“Well, yes,” said her father. “But we can’t get good things for nothing in this world, and it’ll be worth while to be lonely at times if I know that you and Sybil are being turned out as your mother would have liked.” He opened his paper again, and Gretta said no more. So seldom did he speak of her mother that the child knew by his last remark that the arrangement was settled, and that he did not wish to say any more about it.

“But talk it over with your aunt when she brings back Sybil to-morrow,” he remarked, as he brushed his hat in the passage preparatory to starting on his rounds. “Good-bye, child; you mustn’t turn into a woman too soon, you know.”

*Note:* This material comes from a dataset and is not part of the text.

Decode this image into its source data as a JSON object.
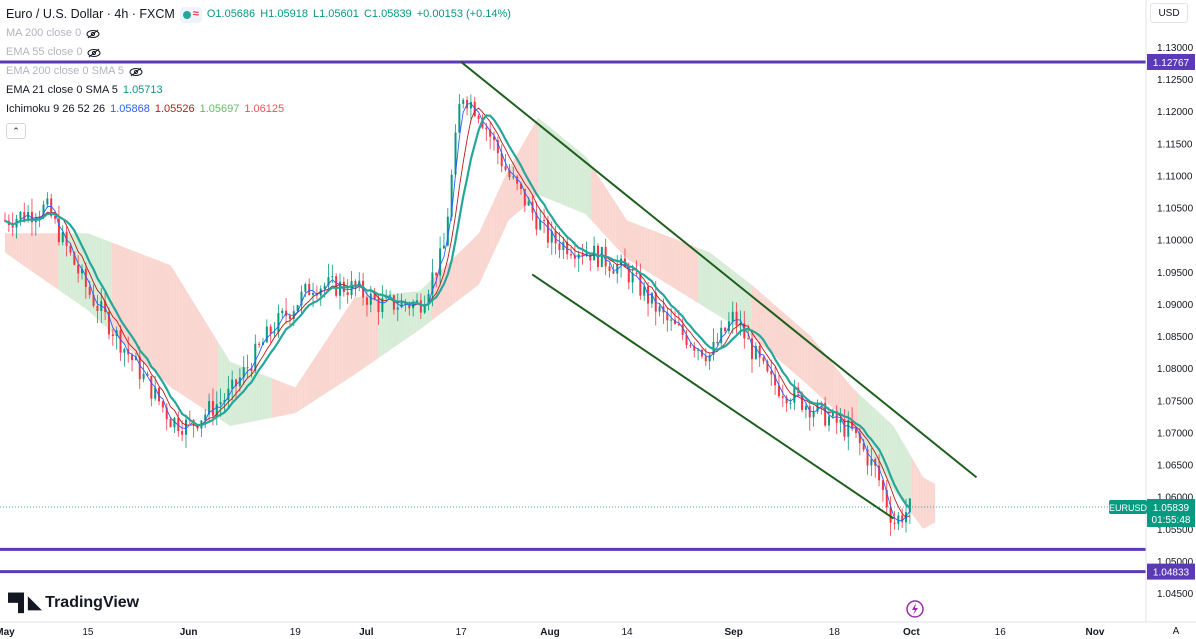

He kissed her and banged the front door, and Gretta was left to a maze of excited thoughts: she was to go to school; the decision had been taken out of her hands!

How much she longed to go she believed that no one in the whole world knew. No one? Well, perhaps her fiddle did, the child thought to herself; for Gretta, since her mother’s death, had been thrown very much upon her own resources, and she would have felt even more solitary and companionless had it not been for the hours she spent with her beloved violin.

Could auntie have discovered all this, Gretta wondered—she was lovely enough for anything! For, as she had offered the violin lessons, too, she surely must have guessed how her elder niece had longed and longed for proper ones! Gretta’s mother had played and had taught her, herself, but when mother died, a year ago, there had been no one to help the child with her music, and she had been forced to muddle along alone.

“How did Auntie Tib know about my violin?” she inquired of the doctor at dinnertime that day.

“I don’t know, my dear. Probably your mother wrote to her about your music,” said the doctor, who could not distinguish one note of music from another. “She seems to wish you to keep it up at school.”

“Where is it? The school, I mean?” ventured Gretta timidly.

“Oh, a most healthy, bracing spot; sea-air and fine views, I believe. The house is built on a sandy soil, and there is every modern convenience conducive to health; sanitary arrangements splendid; you’re a pair of lucky children!”

Gretta was used to streams of eloquence that she only half understood. She waited patiently until this one was over. Evidently none of the details dear to the hearts of children were to be elicited through conversation with the doctor; she was thrown back upon her own imaginings, and waited patiently for the advent of her aunt and Sybil on the following day.